299 S.E.2d 67, 165 Ga. App. 14, 1983 Ga. App. LEXIS 1745
CourtCourt of Appeals of Georgia
DecidedJanuary 4, 1983
Docket64716
StatusPublished
Cited by7 cases

This text of 299 S.E.2d 67 (Wilkerson v. State) is published on Counsel Stack Legal Research, covering Court of Appeals of Georgia primary law. Counsel Stack provides free access to over 12 million legal documents including statutes, case law, regulations, and constitutions.

Bluebook
Wilkerson v. State, 299 S.E.2d 67, 165 Ga. App. 14, 1983 Ga. App. LEXIS 1745 (Ga. Ct. App. 1983).

Opinion

Pope, Judge.

Appellant Wilkerson was convicted of unlawfully entering an automobile and theft by taking. The trial took place on January 12, 1982. However, a snow storm forced the trial court to end the jury’s deliberations on that date. The jury was subsequently reconvened on January 15, 1982, at which time the jury requested portions of the tapes of the testimony of two state’s witnesses be replayed. The trial judge questioned the jury several times as to whether the request included cross-examination of these witnesses. On each occasion, the jury replied in the negative. Deliberations continued on Friday, January 15, and on the following Monday when a verdict of guilty was returned.

Appellant’s sole enumeration on appeal assigns error to the replay of the tapes. He contends that he was prejudiced by the replay based upon the time lag between the trial and the deliberations and that those portions replayed for the jury were summaries of the state’s case and not indicative of the contradictory nature of the cumulative evidence.
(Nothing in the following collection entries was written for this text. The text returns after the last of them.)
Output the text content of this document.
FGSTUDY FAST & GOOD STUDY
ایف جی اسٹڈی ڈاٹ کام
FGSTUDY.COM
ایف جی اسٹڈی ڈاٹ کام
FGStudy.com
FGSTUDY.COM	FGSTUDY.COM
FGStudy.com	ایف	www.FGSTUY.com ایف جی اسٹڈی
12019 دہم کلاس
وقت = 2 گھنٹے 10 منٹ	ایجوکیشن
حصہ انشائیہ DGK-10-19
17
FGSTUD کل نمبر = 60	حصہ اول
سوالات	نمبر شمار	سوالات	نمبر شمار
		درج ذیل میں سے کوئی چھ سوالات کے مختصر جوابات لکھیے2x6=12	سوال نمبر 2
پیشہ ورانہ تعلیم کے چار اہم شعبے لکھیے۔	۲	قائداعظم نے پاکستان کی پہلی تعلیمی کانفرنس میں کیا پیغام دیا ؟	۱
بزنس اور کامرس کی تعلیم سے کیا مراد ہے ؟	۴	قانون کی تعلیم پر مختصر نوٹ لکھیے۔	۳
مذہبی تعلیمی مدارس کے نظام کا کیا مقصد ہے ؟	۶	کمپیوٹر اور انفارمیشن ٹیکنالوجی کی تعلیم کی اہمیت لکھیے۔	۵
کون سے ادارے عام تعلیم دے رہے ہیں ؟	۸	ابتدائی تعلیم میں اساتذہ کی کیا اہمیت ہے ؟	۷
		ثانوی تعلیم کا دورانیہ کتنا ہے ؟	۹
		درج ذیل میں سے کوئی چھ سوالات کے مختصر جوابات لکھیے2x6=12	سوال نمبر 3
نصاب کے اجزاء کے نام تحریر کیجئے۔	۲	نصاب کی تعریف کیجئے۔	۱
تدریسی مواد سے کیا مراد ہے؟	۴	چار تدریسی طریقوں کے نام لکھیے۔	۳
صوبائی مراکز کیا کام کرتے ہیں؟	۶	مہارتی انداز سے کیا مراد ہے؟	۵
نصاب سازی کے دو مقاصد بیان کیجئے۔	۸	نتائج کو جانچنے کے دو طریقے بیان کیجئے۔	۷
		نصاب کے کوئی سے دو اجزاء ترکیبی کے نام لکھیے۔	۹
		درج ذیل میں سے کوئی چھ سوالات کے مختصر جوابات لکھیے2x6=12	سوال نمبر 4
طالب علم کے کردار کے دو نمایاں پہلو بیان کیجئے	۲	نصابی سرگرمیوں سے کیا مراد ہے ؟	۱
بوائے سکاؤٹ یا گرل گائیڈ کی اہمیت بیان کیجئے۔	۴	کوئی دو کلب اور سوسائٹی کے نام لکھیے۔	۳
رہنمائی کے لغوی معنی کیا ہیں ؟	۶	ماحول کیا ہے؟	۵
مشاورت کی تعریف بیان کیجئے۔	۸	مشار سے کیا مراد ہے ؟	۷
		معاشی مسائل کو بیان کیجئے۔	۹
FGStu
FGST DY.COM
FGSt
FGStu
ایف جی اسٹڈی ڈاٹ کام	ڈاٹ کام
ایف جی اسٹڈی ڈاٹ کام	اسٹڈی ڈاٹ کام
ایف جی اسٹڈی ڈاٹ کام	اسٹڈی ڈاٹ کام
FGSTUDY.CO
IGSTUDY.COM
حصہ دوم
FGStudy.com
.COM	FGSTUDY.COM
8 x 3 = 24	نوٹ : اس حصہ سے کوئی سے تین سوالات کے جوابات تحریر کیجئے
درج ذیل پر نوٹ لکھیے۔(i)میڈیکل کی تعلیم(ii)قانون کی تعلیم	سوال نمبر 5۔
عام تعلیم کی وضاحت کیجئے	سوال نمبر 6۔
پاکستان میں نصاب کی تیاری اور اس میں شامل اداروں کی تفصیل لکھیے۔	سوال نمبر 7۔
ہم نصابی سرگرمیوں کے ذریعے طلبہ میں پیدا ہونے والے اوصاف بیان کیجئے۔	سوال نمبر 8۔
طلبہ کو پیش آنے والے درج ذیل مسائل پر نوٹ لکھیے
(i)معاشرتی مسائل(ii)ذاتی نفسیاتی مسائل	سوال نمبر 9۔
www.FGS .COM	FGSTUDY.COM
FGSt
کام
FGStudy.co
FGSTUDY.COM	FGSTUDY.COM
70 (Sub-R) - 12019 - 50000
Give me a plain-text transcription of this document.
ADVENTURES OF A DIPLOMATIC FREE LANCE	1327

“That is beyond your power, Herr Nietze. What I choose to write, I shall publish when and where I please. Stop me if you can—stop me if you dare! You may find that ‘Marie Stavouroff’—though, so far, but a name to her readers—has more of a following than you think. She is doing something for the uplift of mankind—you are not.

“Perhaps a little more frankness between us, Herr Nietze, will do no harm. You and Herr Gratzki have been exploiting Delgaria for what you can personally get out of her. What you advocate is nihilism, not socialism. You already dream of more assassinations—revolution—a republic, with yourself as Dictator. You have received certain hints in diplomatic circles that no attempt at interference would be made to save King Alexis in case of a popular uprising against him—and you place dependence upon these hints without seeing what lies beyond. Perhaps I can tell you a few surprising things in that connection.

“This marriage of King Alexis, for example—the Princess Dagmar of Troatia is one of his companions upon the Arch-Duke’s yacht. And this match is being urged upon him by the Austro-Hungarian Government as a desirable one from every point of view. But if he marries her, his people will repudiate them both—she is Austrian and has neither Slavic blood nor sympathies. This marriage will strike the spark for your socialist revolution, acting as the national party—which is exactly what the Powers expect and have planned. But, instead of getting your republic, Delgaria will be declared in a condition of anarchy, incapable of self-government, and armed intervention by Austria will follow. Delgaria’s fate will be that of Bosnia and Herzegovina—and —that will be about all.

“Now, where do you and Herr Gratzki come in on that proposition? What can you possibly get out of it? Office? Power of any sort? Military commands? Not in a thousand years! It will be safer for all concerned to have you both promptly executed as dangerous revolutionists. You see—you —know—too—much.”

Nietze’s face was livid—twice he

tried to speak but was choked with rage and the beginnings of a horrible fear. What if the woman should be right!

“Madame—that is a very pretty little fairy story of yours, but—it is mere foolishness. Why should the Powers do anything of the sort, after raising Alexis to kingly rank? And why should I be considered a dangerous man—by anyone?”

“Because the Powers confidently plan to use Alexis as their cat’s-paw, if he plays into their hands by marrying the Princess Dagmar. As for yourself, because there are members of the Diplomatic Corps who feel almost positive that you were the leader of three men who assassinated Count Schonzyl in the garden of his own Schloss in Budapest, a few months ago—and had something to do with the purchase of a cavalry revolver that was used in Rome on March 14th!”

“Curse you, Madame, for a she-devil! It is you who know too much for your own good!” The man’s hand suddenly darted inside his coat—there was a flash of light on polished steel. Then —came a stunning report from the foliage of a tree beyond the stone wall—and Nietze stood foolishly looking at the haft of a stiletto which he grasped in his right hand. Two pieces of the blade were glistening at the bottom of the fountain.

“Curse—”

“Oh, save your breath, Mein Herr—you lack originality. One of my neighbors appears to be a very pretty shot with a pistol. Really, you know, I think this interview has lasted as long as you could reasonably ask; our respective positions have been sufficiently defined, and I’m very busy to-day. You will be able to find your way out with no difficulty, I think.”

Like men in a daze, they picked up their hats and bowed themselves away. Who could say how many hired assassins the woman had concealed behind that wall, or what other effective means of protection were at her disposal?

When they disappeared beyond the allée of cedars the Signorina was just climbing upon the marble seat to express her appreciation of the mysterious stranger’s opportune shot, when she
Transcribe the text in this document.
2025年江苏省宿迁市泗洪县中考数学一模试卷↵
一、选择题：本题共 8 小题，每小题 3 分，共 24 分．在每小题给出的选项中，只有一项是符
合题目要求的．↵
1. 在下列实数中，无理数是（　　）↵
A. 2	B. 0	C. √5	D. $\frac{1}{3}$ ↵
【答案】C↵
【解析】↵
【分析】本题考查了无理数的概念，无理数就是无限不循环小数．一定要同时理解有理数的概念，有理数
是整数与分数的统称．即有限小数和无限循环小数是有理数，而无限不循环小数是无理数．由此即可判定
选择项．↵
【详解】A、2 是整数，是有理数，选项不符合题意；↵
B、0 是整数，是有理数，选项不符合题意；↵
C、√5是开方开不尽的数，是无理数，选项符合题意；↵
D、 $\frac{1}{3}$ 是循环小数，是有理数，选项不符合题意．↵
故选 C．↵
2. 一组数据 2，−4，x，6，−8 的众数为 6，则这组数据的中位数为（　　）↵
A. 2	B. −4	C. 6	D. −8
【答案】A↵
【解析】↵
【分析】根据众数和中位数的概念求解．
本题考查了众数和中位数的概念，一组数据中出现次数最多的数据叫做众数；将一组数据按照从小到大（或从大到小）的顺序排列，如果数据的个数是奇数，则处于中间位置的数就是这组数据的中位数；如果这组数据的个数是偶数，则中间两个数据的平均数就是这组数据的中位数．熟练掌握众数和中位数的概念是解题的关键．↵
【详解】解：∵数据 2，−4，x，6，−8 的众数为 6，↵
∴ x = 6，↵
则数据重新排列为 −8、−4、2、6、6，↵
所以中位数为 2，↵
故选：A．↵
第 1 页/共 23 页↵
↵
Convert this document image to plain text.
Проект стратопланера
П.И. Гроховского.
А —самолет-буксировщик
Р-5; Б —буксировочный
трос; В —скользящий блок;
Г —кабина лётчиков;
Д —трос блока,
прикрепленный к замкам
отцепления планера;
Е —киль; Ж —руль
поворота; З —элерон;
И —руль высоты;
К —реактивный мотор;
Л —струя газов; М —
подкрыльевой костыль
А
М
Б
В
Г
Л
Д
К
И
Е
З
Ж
“[T]he jury should be permitted to limit what they rehear to what they desire to rehear, absent special circumstances which might work an injustice.” Byrd v. State, 237 Ga. 781, 783 (229 SE2d 631) (1976). Therefore, the appellant must show such special circumstances in order to obtain a reversal based upon this point. We do not find these present in this case. The jury was afforded ample opportunity to rehear the testimony elicited on cross-examination of *15 the two witnesses at issue; they declined. Further, contrary to appellant’s assertions, a review of their testimony on cross-examination, along with the entire transcript, fails to reveal contradictions and confusion in the evidence sufficient to warrant reversal. Nor do we find that the time lapse between the close of the evidence and the jury’s deliberations provided or contributed to special circumstances in this case as urged by appellant. The trial court did not err in allowing the jury to hear a playback of the requested portions of testimony. See Byrd v. State, supra; Epps v. State, 134 Ga. App. 429 (9) (214 SE2d 703) (1975).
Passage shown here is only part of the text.